« Un deuxième mois de salaire garanti n'est pas la question essentielle »

Le deuxième mois de salaire ne sera pas garanti en cas de maladie. La concertation sociale sur ce sujet n'a pas abouti. Et ce, alors qu'il est urgent de développer une vision à long terme sur la contribution de tous les acteurs à l'intérêt général, estime Roland Vanden Eede, Directeur général de Mensura SEPP.

Le projet concernant le deuxième mois de salaire garanti n'est pas passé. S'il s'agit d'une bonne ou d'une mauvaise chose ? Tout dépend du regard que l'on porte sur la question. Théoriquement, la mesure devrait encourager au maximum les employeurs à miser sur les mesures en faveur de la santé. Mais l'exemple des Pays-Bas – où un collaborateur reste deux ans sur le payroll de l'entreprise – illustre le fait que des effets secondaires imprévus peuvent se produire. Le fait que les personnes sont obligées de s'installer à leur compte, le travail intérimaire ou une attitude récalcitrante par rapport à l'embauche sont monnaie courante.

La carotte et le bâton

En suivant de près le marché de l'emploi, on ne peut s'empêcher de remarquer que l'assurance-maladie et le régime des pensions s'avèrent de plus en plus explicitement être des vases communicants. On constate objectivement que le nombre de travailleurs qui cherchent une issue pour ne plus devoir collaborateur  à un âge avancé est en augmentation. Il s'agit là d'un signe qui montre que certains types de travail ne sont pas combinables avec l'âge. Parallèlement, chacun sait qu'augmenter le taux d’emploi est une nécessité socio-économique.

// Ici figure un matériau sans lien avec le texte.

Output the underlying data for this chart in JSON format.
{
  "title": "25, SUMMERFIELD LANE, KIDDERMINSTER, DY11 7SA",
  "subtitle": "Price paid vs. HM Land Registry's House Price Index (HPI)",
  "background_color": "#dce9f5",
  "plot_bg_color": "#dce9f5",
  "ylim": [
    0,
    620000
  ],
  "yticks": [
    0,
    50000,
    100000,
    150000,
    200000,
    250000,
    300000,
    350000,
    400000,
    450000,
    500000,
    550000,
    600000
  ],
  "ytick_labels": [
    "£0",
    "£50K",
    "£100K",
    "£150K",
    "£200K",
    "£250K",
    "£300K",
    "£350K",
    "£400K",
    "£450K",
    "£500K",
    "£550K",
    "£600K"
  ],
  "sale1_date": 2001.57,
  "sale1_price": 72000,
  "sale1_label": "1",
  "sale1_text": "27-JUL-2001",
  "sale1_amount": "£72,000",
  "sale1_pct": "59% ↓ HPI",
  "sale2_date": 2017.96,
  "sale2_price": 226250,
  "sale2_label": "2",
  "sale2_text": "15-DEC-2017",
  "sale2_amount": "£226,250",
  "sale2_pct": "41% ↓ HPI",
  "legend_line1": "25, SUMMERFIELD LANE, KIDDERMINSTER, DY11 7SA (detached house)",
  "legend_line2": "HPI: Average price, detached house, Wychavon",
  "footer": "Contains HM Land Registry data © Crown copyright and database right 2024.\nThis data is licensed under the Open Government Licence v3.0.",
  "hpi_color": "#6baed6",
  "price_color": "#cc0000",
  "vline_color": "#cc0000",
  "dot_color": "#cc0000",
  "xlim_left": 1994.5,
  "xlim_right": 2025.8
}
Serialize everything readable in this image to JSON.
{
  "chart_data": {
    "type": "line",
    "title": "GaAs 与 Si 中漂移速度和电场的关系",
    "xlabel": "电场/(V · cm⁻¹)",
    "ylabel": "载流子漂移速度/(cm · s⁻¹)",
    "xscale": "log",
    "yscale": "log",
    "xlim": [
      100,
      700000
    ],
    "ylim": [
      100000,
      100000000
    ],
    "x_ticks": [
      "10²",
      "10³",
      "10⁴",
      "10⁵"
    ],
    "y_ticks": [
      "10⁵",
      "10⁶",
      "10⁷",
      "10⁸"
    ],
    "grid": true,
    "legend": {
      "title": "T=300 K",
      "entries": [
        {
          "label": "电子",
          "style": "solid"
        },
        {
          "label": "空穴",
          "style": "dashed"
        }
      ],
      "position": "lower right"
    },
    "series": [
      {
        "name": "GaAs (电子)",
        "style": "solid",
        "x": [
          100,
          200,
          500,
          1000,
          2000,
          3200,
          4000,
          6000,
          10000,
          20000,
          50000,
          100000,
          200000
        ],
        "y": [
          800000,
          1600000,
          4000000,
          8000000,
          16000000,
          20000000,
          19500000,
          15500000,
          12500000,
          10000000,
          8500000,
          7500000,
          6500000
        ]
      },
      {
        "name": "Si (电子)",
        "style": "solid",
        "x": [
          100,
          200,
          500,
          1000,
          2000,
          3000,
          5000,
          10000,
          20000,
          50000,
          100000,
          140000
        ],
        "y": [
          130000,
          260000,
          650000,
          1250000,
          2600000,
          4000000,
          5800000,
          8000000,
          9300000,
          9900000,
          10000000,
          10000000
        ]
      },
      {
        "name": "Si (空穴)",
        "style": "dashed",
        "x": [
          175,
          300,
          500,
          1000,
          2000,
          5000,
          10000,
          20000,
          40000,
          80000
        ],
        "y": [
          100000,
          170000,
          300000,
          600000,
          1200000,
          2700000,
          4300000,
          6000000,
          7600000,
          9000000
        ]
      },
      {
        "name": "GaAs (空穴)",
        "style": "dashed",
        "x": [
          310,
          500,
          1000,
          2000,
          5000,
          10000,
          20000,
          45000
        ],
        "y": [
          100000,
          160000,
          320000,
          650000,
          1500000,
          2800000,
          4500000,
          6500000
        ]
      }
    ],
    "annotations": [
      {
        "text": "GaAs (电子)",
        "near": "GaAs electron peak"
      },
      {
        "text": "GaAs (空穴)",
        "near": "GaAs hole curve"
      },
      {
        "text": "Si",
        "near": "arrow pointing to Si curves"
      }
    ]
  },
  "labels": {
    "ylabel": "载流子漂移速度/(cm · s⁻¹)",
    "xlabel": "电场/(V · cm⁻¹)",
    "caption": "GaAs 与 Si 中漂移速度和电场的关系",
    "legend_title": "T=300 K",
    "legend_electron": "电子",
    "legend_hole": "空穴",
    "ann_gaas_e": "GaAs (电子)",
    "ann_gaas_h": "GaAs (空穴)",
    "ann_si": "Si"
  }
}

Au sein de ce champ de tensions, les partenaires sociaux affichent souvent des positions diamétralement opposées. Ce ne devrait pourtant pas être le cas. Pour sortir de l'impasse, il est nécessaire que toutes les parties adoptent une approche similaire : celle du bâton et de la carotte. Les collaborateurs cherchent la sécurité d'emploi ; parallèlement, le fait de ne pas travailler doit être sensiblement moins intéressant. Les employeurs souhaitent réduire les taux d'absentéisme et de rotation, et les coûts qu'ils entraînent, mais ils doivent alors pouvoir offrir un travail adapté et attrayant.

Vision à long terme

Par ailleurs, il est capital d'adopter une vision commune si l'on veut pouvoir relever les défis sociaux de demain. Il n'y aura pas de résultats rapides : nous devons tendre ensemble vers le long terme.

À l'heure actuelle, les structures existantes sont principalement basées sur l'intérêt de chacun. Les syndicats reçoivent après tout une compensation pour le paiement des allocations de chômage. Les mutuelles reçoivent une subvention administrative pour verser des frais de maladie. Les organisations d’employeurs défendent, elles aussi, l'intérêt de leur arrière-ban, qui est très divers. Un lobby fragmenté, dont le but n’est jamais l'intérêt général. Chacun œuvre pour lui-même. Les collaborateurs, enfin, doivent comprendre que le système de sécurité sociale n'est pas tenable.

Une répartition équitable des avantages et des inconvénients

Un deuxième mois de congé de maladie serait une mesure potentiellement bonne. Mais uniquement à condition qu'il soit contrebalancé par une réduction des charges sociales. Dans les cas contraire, il s'agirait d'une augmentation fiscale cachée. Maintenir plus longtemps des collaborateurs en activité ou encadrer le retour au travail de collaborateurs ayant souffert d'une maladie de longue durée ne pourront se faire avec succès que si le travail est faisable, conforte les personnes dans leur valeur ajoutée, offre une chance de développement personnel, etc.

En tant que gardien de l'intérêt général, les pouvoirs publics ont un rôle important à jouer. Ils doivent veiller sur l'ensemble des bâtons et des carottes. Autrement dit : veiller à une répartition équitable des avantages et des inconvénients. Cela ne doit pas nécessairement se faire du jour au lendemain. Le long terme doit, comme on dit, servir de boussole.